By Sandra Post | 4th November 2007

According to my younger sources, phone books and dictionaries are passé. Information they provide is now checked online. I refute that claim, realizing no matter how eloquent my argument, it can’t be proven true or false. To explain further, “younger” is a relative term at best, depending on the age of the person doing the comparison. For me, younger refers to anyone younger than my children. I realize that standard of measurement must change eventually. Should I live long enough to have a 50 year old “child,” I must concede their age is moving right up the longevity ladder. But for now, anyone 34 years of age or less is younger.

I never planned to be “older.” Not that I was planning to exit this world prematurely, but sometimes, and I emphasize sometimes, older denotes an out-of-touch mentality. I balked at the mindset. Youth suggests vibrancy, freethinking, less restrictive behavior, more of what I was hoping to achieve. I might have succeeded except technology exploded with capabilities and contraptions far beyond my comprehension. My lack of knowledge coupled with hormonal changes, thought those ended with puberty, adversely affected my ability to process unfamiliar information. Overnight it seemed, I was in the chronologically advanced generation thumbing through telephone directories and dictionaries.

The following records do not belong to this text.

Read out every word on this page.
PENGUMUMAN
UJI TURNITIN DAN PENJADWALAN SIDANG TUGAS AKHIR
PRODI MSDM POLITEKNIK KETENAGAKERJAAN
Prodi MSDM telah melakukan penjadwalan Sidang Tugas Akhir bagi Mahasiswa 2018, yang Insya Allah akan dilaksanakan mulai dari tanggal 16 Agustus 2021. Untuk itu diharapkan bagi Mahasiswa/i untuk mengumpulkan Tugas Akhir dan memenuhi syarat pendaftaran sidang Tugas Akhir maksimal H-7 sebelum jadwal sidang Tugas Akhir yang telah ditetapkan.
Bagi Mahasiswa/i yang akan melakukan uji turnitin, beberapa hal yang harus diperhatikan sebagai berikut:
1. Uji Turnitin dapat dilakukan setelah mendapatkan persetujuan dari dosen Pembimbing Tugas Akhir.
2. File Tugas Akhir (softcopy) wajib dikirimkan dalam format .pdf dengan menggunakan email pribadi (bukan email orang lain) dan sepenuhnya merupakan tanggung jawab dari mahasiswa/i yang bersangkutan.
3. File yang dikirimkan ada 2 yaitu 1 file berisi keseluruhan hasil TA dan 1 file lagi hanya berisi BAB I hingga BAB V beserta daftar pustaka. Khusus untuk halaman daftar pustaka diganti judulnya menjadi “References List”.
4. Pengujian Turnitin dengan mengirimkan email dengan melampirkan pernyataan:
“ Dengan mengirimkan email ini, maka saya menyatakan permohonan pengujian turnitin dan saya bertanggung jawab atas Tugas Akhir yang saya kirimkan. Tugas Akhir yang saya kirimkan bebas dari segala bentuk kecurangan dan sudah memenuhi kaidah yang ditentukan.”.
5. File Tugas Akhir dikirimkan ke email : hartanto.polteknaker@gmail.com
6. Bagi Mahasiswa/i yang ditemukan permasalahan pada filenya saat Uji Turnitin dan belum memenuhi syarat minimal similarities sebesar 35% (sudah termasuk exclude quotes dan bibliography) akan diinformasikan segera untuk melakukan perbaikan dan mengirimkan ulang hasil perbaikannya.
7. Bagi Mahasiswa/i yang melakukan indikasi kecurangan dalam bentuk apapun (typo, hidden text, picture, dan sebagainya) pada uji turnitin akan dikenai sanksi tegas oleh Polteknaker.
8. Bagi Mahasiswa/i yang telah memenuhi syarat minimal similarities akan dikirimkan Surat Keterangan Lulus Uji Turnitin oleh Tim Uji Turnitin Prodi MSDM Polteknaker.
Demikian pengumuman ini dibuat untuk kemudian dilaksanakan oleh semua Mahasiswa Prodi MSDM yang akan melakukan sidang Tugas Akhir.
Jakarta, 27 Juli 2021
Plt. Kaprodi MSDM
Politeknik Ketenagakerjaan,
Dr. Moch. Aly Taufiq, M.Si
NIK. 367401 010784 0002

Fast forward to fall, 2007. I’m planning to write an inspirational essay on gratitude. I mentally mull subjects over long before they hit the computer screen. (I do have some basic technological knowledge, appropriate for circa 1995. Charming.) Sometimes even advance planning provides little inspiration. Thoughts don’t transfer to words and said article remains blank. I remembered buying a greeting card featuring a lovely sentiment on gratitude. A quick card box search reminds me I’ve already sent it to someone.

Suddenly youth comes bounding into the fragile network of my memory and I think like the young people and go online, typing in the quote as best I remember it and viola’ it’s there! Still coming up short in the inspiration department, I type in gratitude and lovely sentiments appear. I’m feeling decades younger!

The phone book, dictionary and thesaurus will remain on my bookshelves. I would feel incomplete without them. But I’ll remember my newly found alternate sources and cash in on such usefulness. Maybe that’s how gratitude works. We appreciate the familiar and learn to accept the changes we experience in our lives. Like blending two families when there’s a marriage or learning to carry on without a loved one when there’s a death. Never forgetting, but appreciating the past and anticipating future joys and challenges. Might be part of living young also.

According to Wikipedia, the free online Encyclopedia, “Gratitude is the substance of a heart ready to show appreciation or thankfulness…” Beautiful! Further it says gratitude is not simply an emotion, which involves a pleasant feeling that can occur when we receive a favor from someone, but a combination of being and emotion, often accompanied by a desire to thank the person or reciprocate.

And the quote I was looking for? Meister Eckhart, German theologian, philosopher and mystic says “If the only prayer you ever say in your entire life is thank you, it will be enough.”

During this Thanksgiving season and in all seasons, let us remember often to say a heartfelt “Thank you.”